Feiert da aus einer nicht allzu fernen Vergangenheit her der Begriff des “Ruinenwerts” keinesfalls “fröhliche Urstände”?

Sirius Bellt / 16.04.2020

Nach der Lektüre sind bei mir drei Dinge hängengeblieben. Es gibt jetzt verwaiste Plätze, der Autor mag keine Science-Fiction Romane und irgendjemand träumt von absoluter Macht.
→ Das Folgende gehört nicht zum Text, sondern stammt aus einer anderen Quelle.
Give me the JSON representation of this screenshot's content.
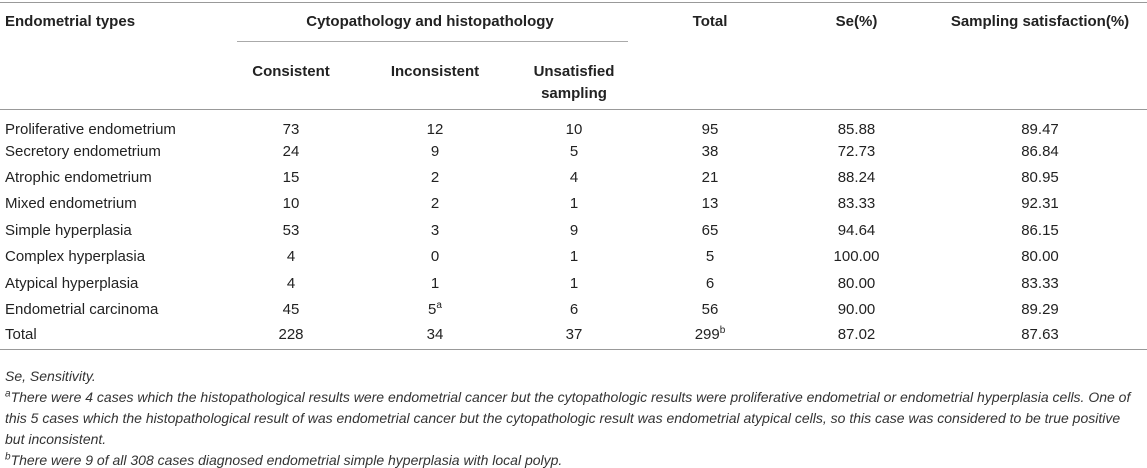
{
  "table": {
    "header": [
      "Endometrial types",
      "Cytopathology and histopathology",
      "Total",
      "Se(%)",
      "Sampling satisfaction(%)"
    ],
    "subheader": [
      "Consistent",
      "Inconsistent",
      "Unsatisfied sampling"
    ],
    "rows": [
      [
        "Proliferative endometrium",
        "73",
        "12",
        "10",
        "95",
        "85.88",
        "89.47"
      ],
      [
        "Secretory endometrium",
        "24",
        "9",
        "5",
        "38",
        "72.73",
        "86.84"
      ],
      [
        "Atrophic endometrium",
        "15",
        "2",
        "4",
        "21",
        "88.24",
        "80.95"
      ],
      [
        "Mixed endometrium",
        "10",
        "2",
        "1",
        "13",
        "83.33",
        "92.31"
      ],
      [
        "Simple hyperplasia",
        "53",
        "3",
        "9",
        "65",
        "94.64",
        "86.15"
      ],
      [
        "Complex hyperplasia",
        "4",
        "0",
        "1",
        "5",
        "100.00",
        "80.00"
      ],
      [
        "Atypical hyperplasia",
        "4",
        "1",
        "1",
        "6",
        "80.00",
        "83.33"
      ],
      [
        "Endometrial carcinoma",
        "45",
        {
          "text": "5",
          "sup": "a"
        },
        "6",
        "56",
        "90.00",
        "89.29"
      ],
      [
        "Total",
        "228",
        "34",
        "37",
        {
          "text": "299",
          "sup": "b"
        },
        "87.02",
        "87.63"
      ]
    ]
  },
  "notes": [
    {
      "text": "Se, Sensitivity."
    },
    {
      "sup": "a",
      "text": "There were 4 cases which the histopathological results were endometrial cancer but the cytopathologic results were proliferative endometrial or endometrial hyperplasia cells. One of this 5 cases which the histopathological result of was endometrial cancer but the cytopathologic result was endometrial atypical cells, so this case was considered to be true positive but inconsistent."
    },
    {
      "sup": "b",
      "text": "There were 9 of all 308 cases diagnosed endometrial simple hyperplasia with local polyp."
    }
  ]
}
Dr. Joachim Lucas / 16.04.2020

Man kann sich nur mit vollem Bauch an einer solchen Vorstellung ergötzen. Die Ästhetisierung dieser geistigen “Neutronenbombe” ist in diesen Zeiten auch wieder nur Merkmal einer wohlstandsverseuchten Generation von notfreien Kick-Suchern. Die literarische Verarbeitung solcher Ideen gab es schon in dem Buch “Die grüne Wolke” (deutsch 1971), in der der Lehrer A.S.Neill (Protagonist der antiautoritären Erziehung, Summerhill) allerlei Abenteuer in einer menschenleeren Welt erlebt. Übrigens auch so ein Produkt der verkommenen 68iger-Generation.

Wilhelm Lohmar / 16.04.2020

Sehen Sie es positiv. An solchen Orten gibt es keine anderen Leute, die einem auf die Nerven gehen.